The condensed consolidated balance sheet as of and for the period ended December 31, 2021, has been derived from our audited financial statements at that date but does not include all disclosures and financial information required by GAAP for complete financial statements. The information included in this quarterly report on Form 10-Q should be read in conjunction with our consolidated financial statements and notes thereto for the period ended December 31, 2021, which were included in our report on Form 10-K filed on March 31, 2022. 


Principles of Consolidation


Our accompanying consolidated financial statements include the accounts of Akerna, our wholly-owned subsidiaries, and those entities in which we otherwise have a controlling financial interest.

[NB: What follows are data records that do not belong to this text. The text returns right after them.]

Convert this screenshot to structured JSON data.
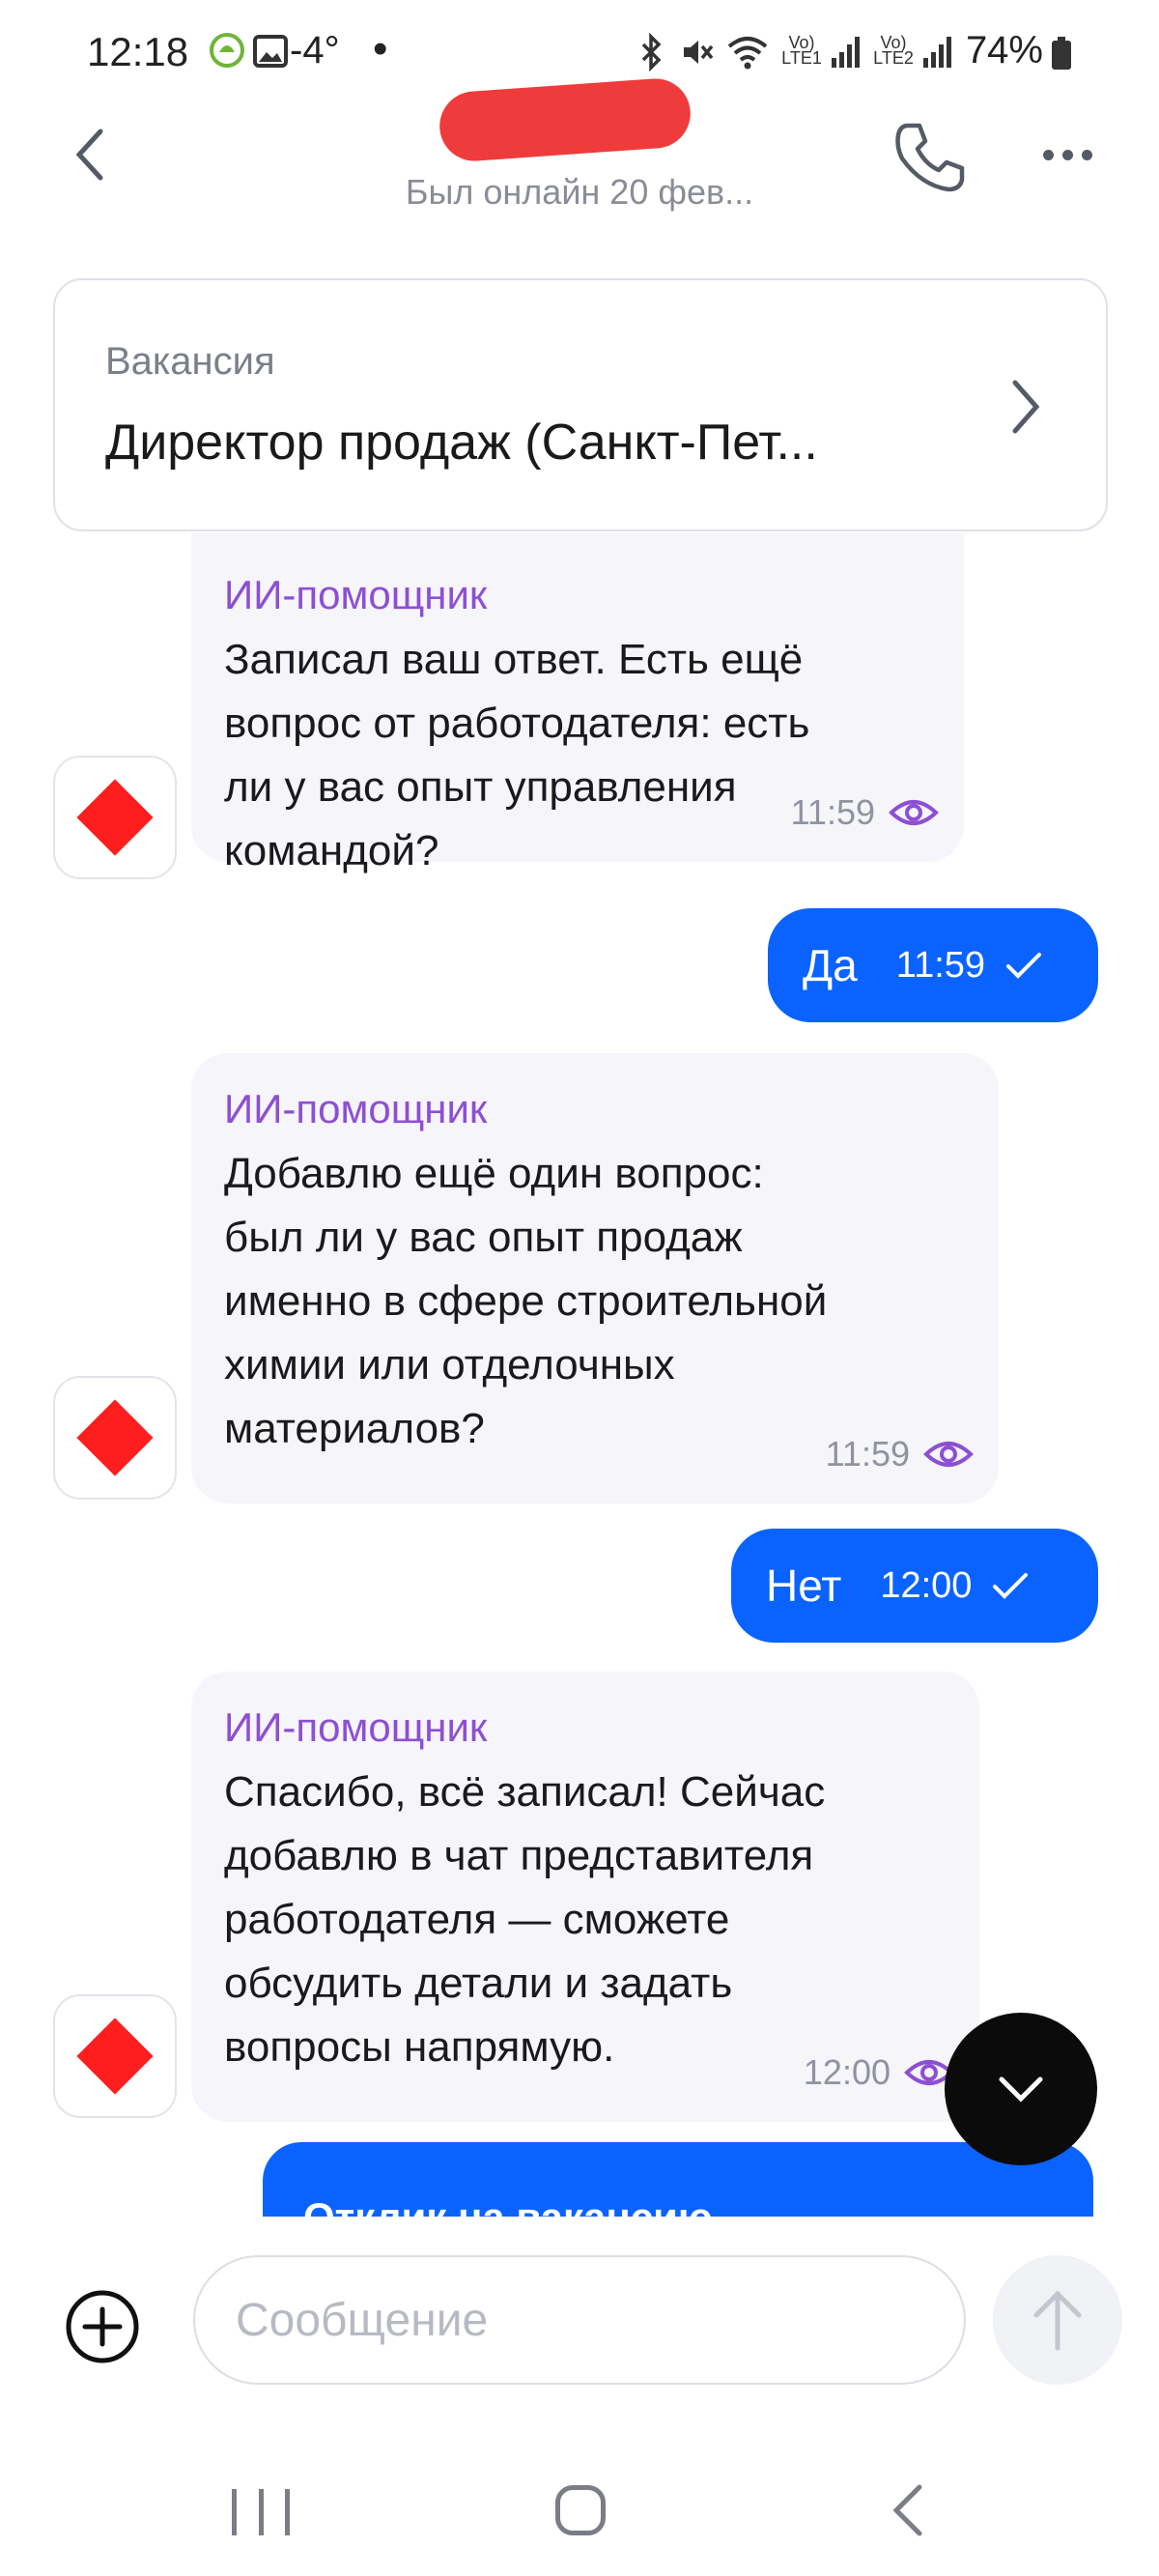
{
  "status_bar": {
    "time": "12:18",
    "temperature": "-4°",
    "dot": "•",
    "sim1_label": "Vo) LTE1",
    "sim2_label": "Vo) LTE2",
    "battery": "74%"
  },
  "header": {
    "status": "Был онлайн 20 фев..."
  },
  "vacancy": {
    "label": "Вакансия",
    "title": "Директор продаж (Санкт-Пет..."
  },
  "messages": [
    {
      "sender": "ИИ-помощник",
      "lines": [
        "Записал ваш ответ. Есть ещё",
        "вопрос от работодателя: есть",
        "ли у вас опыт управления",
        "командой?"
      ],
      "time": "11:59"
    },
    {
      "text": "Да",
      "time": "11:59"
    },
    {
      "sender": "ИИ-помощник",
      "lines": [
        "Добавлю ещё один вопрос:",
        "был ли у вас опыт продаж",
        "именно в сфере строительной",
        "химии или отделочных",
        "материалов?"
      ],
      "time": "11:59"
    },
    {
      "text": "Нет",
      "time": "12:00"
    },
    {
      "sender": "ИИ-помощник",
      "lines": [
        "Спасибо, всё записал! Сейчас",
        "добавлю в чат представителя",
        "работодателя — сможете",
        "обсудить детали и задать",
        "вопросы напрямую."
      ],
      "time": "12:00"
    }
  ],
  "apply_card": {
    "title": "Отклик на вакансию"
  },
  "composer": {
    "placeholder": "Сообщение"
  },
  "colors": {
    "accent": "#0a63ff",
    "sender": "#8d4fd3",
    "avatar_diamond": "#ff1e1e",
    "redaction": "#ef3b3b"
  }
}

All significant intercompany balances and transactions have been eliminated in consolidation.

Use of Estimates

The preparation of our consolidated financial statements in conformity with GAAP requires management to make estimates and assumptions that affect the reported amounts included in the consolidated financial statements and accompanying notes thereto. Our most significant estimates and assumptions are related to the valuation of acquisition-related assets and liabilities, capitalization of internal costs associated with software development, fair value measurements, impairment assessments, loss contingencies, valuation allowance associated with deferred tax assets, stock based compensation expenses, and useful lives of long-lived intangible assets. We base our estimates on historical experience and on various other assumptions that are believed to be reasonable under the circumstances. Accordingly, actual results could differ from those estimates. 

Accounts Receivable, Net


We maintain an allowance for doubtful accounts equal to the estimated uncollectible amounts based on our historical collection experience and review of the current status of trade accounts receivable. Receivables are written-off and charged against the recorded allowance when we have exhausted collection efforts without success. The allowance for doubtful accounts was $0.6 million and $0.3 million as of March 31, 2022 and December 31, 2021, respectively.

Concentrations of Credit Risk

We grant credit in the normal course of business to customers in the United States. We periodically perform credit analysis and monitor the financial condition of our customers to reduce credit risk. 

During the three months ended March 31, 2022 and 2021, one government client accounted for 12% and 12% of total revenues, respectively.  As of March 31, 2022, one government client accounted for 19% of net accounts receivable and as of December 31, 2021 two government clients accounted for 34% of net accounts receivable. 



Segment Reporting


The Company operates its business as one operating segment. Operating segments are defined as components of an enterprise about which separate financial information is evaluated regularly by the chief operating decision maker, the Company’s Chief Executive Officer, in deciding how to allocate resources and assess performance. The Company’s chief operating decision maker allocates resources and assesses performance based upon discrete financial information at the consolidated level. 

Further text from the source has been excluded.